Hatırlanacağı üzere okullarda okutulan andımız, 8 Ekim 2013 tarihinde kaldırılmıştı. Buna yapılan itirazlar, 5 yıl aradan sonra Danıştay’dan karşılık buldu. Danıştay, andımızın tekrar okutulması kararı aldı. AK Partinin en çok en eleştirdiği bu karar, Şanlıurfa barosu tarafından “hukuka aykırı” olarak değerlendirildi. Şanlıurfa Baro başkanı Ahmet Tüysüz, “yüksek yargıya generaller tarafından verilen 28 Şubat brifinglerinin etkisinin süregeldiğinin işareti olarak görülmelidir” değerlendirmesi yaparak, bu kararın 28 Şubat sürecine benzetti.

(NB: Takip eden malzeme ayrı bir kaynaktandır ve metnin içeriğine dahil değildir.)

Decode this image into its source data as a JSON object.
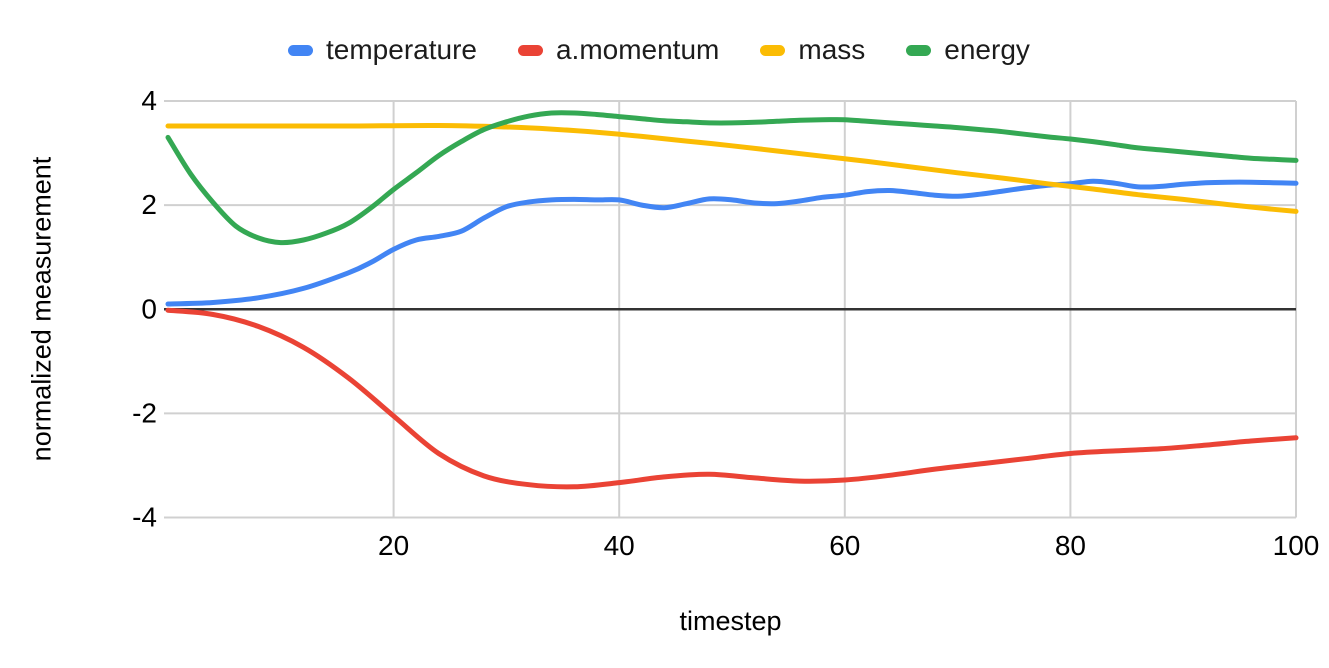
{
  "chart_data": {
    "type": "line",
    "xlabel": "timestep",
    "ylabel": "normalized measurement",
    "xlim": [
      0,
      100
    ],
    "ylim": [
      -4,
      4
    ],
    "x_ticks": [
      20,
      40,
      60,
      80,
      100
    ],
    "y_ticks": [
      4,
      2,
      0,
      -2,
      -4
    ],
    "grid": true,
    "legend_position": "top",
    "colors": {
      "background": "#ffffff",
      "gridline": "#d0d0d0",
      "zero_line": "#333333",
      "tick_text": "#000000"
    },
    "series": [
      {
        "name": "temperature",
        "color": "#4285F4",
        "points": [
          [
            0,
            0.1
          ],
          [
            4,
            0.13
          ],
          [
            8,
            0.22
          ],
          [
            12,
            0.4
          ],
          [
            16,
            0.7
          ],
          [
            18,
            0.9
          ],
          [
            20,
            1.15
          ],
          [
            22,
            1.33
          ],
          [
            24,
            1.4
          ],
          [
            26,
            1.5
          ],
          [
            28,
            1.75
          ],
          [
            30,
            1.97
          ],
          [
            32,
            2.06
          ],
          [
            34,
            2.1
          ],
          [
            36,
            2.11
          ],
          [
            38,
            2.1
          ],
          [
            40,
            2.1
          ],
          [
            42,
            2.0
          ],
          [
            44,
            1.95
          ],
          [
            46,
            2.03
          ],
          [
            48,
            2.12
          ],
          [
            50,
            2.1
          ],
          [
            52,
            2.04
          ],
          [
            54,
            2.03
          ],
          [
            56,
            2.08
          ],
          [
            58,
            2.15
          ],
          [
            60,
            2.19
          ],
          [
            62,
            2.26
          ],
          [
            64,
            2.28
          ],
          [
            66,
            2.24
          ],
          [
            68,
            2.19
          ],
          [
            70,
            2.17
          ],
          [
            72,
            2.21
          ],
          [
            74,
            2.27
          ],
          [
            76,
            2.33
          ],
          [
            78,
            2.38
          ],
          [
            80,
            2.41
          ],
          [
            82,
            2.46
          ],
          [
            84,
            2.42
          ],
          [
            86,
            2.35
          ],
          [
            88,
            2.36
          ],
          [
            90,
            2.4
          ],
          [
            92,
            2.43
          ],
          [
            94,
            2.44
          ],
          [
            96,
            2.44
          ],
          [
            98,
            2.43
          ],
          [
            100,
            2.42
          ]
        ]
      },
      {
        "name": "a.momentum",
        "color": "#EA4335",
        "points": [
          [
            0,
            -0.02
          ],
          [
            4,
            -0.1
          ],
          [
            8,
            -0.33
          ],
          [
            12,
            -0.73
          ],
          [
            16,
            -1.32
          ],
          [
            20,
            -2.05
          ],
          [
            24,
            -2.77
          ],
          [
            28,
            -3.2
          ],
          [
            32,
            -3.37
          ],
          [
            36,
            -3.41
          ],
          [
            40,
            -3.33
          ],
          [
            44,
            -3.22
          ],
          [
            48,
            -3.17
          ],
          [
            52,
            -3.24
          ],
          [
            56,
            -3.3
          ],
          [
            60,
            -3.28
          ],
          [
            64,
            -3.19
          ],
          [
            68,
            -3.07
          ],
          [
            72,
            -2.97
          ],
          [
            76,
            -2.87
          ],
          [
            80,
            -2.77
          ],
          [
            84,
            -2.72
          ],
          [
            88,
            -2.68
          ],
          [
            92,
            -2.61
          ],
          [
            96,
            -2.53
          ],
          [
            100,
            -2.47
          ]
        ]
      },
      {
        "name": "mass",
        "color": "#FBBC04",
        "points": [
          [
            0,
            3.52
          ],
          [
            8,
            3.52
          ],
          [
            16,
            3.52
          ],
          [
            24,
            3.53
          ],
          [
            30,
            3.5
          ],
          [
            34,
            3.46
          ],
          [
            38,
            3.4
          ],
          [
            42,
            3.32
          ],
          [
            46,
            3.23
          ],
          [
            50,
            3.14
          ],
          [
            54,
            3.04
          ],
          [
            58,
            2.94
          ],
          [
            62,
            2.84
          ],
          [
            66,
            2.73
          ],
          [
            70,
            2.62
          ],
          [
            74,
            2.52
          ],
          [
            78,
            2.41
          ],
          [
            82,
            2.31
          ],
          [
            86,
            2.2
          ],
          [
            90,
            2.11
          ],
          [
            94,
            2.01
          ],
          [
            98,
            1.92
          ],
          [
            100,
            1.88
          ]
        ]
      },
      {
        "name": "energy",
        "color": "#34A853",
        "points": [
          [
            0,
            3.3
          ],
          [
            2,
            2.6
          ],
          [
            4,
            2.05
          ],
          [
            6,
            1.6
          ],
          [
            8,
            1.37
          ],
          [
            10,
            1.28
          ],
          [
            12,
            1.33
          ],
          [
            14,
            1.46
          ],
          [
            16,
            1.65
          ],
          [
            18,
            1.95
          ],
          [
            20,
            2.3
          ],
          [
            22,
            2.62
          ],
          [
            24,
            2.95
          ],
          [
            26,
            3.22
          ],
          [
            28,
            3.45
          ],
          [
            30,
            3.6
          ],
          [
            32,
            3.71
          ],
          [
            34,
            3.77
          ],
          [
            36,
            3.77
          ],
          [
            38,
            3.74
          ],
          [
            40,
            3.7
          ],
          [
            42,
            3.66
          ],
          [
            44,
            3.62
          ],
          [
            46,
            3.6
          ],
          [
            48,
            3.58
          ],
          [
            50,
            3.58
          ],
          [
            52,
            3.59
          ],
          [
            54,
            3.61
          ],
          [
            56,
            3.63
          ],
          [
            58,
            3.64
          ],
          [
            60,
            3.64
          ],
          [
            62,
            3.61
          ],
          [
            64,
            3.58
          ],
          [
            66,
            3.55
          ],
          [
            68,
            3.52
          ],
          [
            70,
            3.49
          ],
          [
            72,
            3.45
          ],
          [
            74,
            3.41
          ],
          [
            76,
            3.36
          ],
          [
            78,
            3.31
          ],
          [
            80,
            3.27
          ],
          [
            82,
            3.22
          ],
          [
            84,
            3.16
          ],
          [
            86,
            3.1
          ],
          [
            88,
            3.06
          ],
          [
            90,
            3.02
          ],
          [
            92,
            2.98
          ],
          [
            94,
            2.94
          ],
          [
            96,
            2.9
          ],
          [
            98,
            2.88
          ],
          [
            100,
            2.86
          ]
        ]
      }
    ]
  }
}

Baro tarafından yazılı bir açıklama yapılarak, karara karşı çıkıldı. Danıştay’ın verdiği kararın keyfi olduğunu belirtilen açıklamada, şu ifadelere yer verildi:
“Yargıda Anayasa ve yasaları yorumlama açısından zihinsel perspektif sorunu olduğunu düşündürten böyle bir kararın verilmesi yüksek yargıya generaller tarafından verilen 28 Şubat brifinglerinin etkisinin süregeldiğinin işareti olarak görülmelidir. Yargı kararlarıyla toplumdaki farklı renkler, diller ve inanışların tek tipleştirilmeye çalışılması toplumsal barışa hizmet etmemektedir.
Danıştay 8.Dairesi, “8 Ekim 2013 tarihli Milli Eğitim Bakanlığı İlköğretim Kurumları Yönetmeliğinde Değişiklik Yapılmasına Dair Yönetmeliğin 1’inci Maddesiyle yürürlükten kaldırılan “öğrenci Andı” ile ilgili olarak vermiş olduğu kararla hukukun temel ilkelerini esas ve usul bakımından görmezden gelerek keyfilik kokan bir gerekçeyle iptal kararı vermiştir. Bu yönüyle de Danıştay 8. Dairesince hukuksal mantık açısından eleştiriye açık zayıf ve sakat bir karar verilmiştir. Kararın gerekçesi incelendiğinde Dairenin, gerekçe oluşturmak için oldukça gayret gösterdiği anlaşılmaktadır. Kararda, idarenin bir eylem veya işleminin “öğrenci andının kaldırılması, ancak bu değişikliği hukuka uygun kılacak olan bir bilimsel gerekçeye dayanması halinde olanaklıdır. Aksi tutum, idarenin sahip olduğu düzenleme yetkisini ve takdir hakkını hukuka uygun kullanmadığı anlamına gelecektir.” Şeklinde belirtilmesi ideolojik tutum içinde karar verildiğini düşündürten en hafif deyimle talihsiz bir durum yaratmıştır.”
Danıştay’ın verdiği bu kararın Yargı mühendisliğinin bile altından kolay kalkamayacağı bir durum olarak görülen açıklamada, “Şanlıurfa Barosu olarak hukuksal eleştiri sınırları içinde kalarak, kararın bu zorlama gerekçeyle tehlikeli bir yargı mühendisliğine kapı araladığına da dikkat çekmek istiyoruz. Yargı mühendisliğinin bile altından kolay kalkamayacağı “bir bilimsel gerekçeye dayanması” kıstası bundan sonra idare ve hatta aynı mantıkla hâkimlerin laboratuardan çıkmadan bilimsel gerekçeleri bulmasını gerektirir. Sivil ve siyasi hayatı daraltan bürokratik merkezlerin vesayetine kapı aralayan iş bu karardan temyiz incelemesini yapacak olan İdari Dava Daireleri Kurulu kararıyla dönüleceğini umut ediyoruz.” Denildi.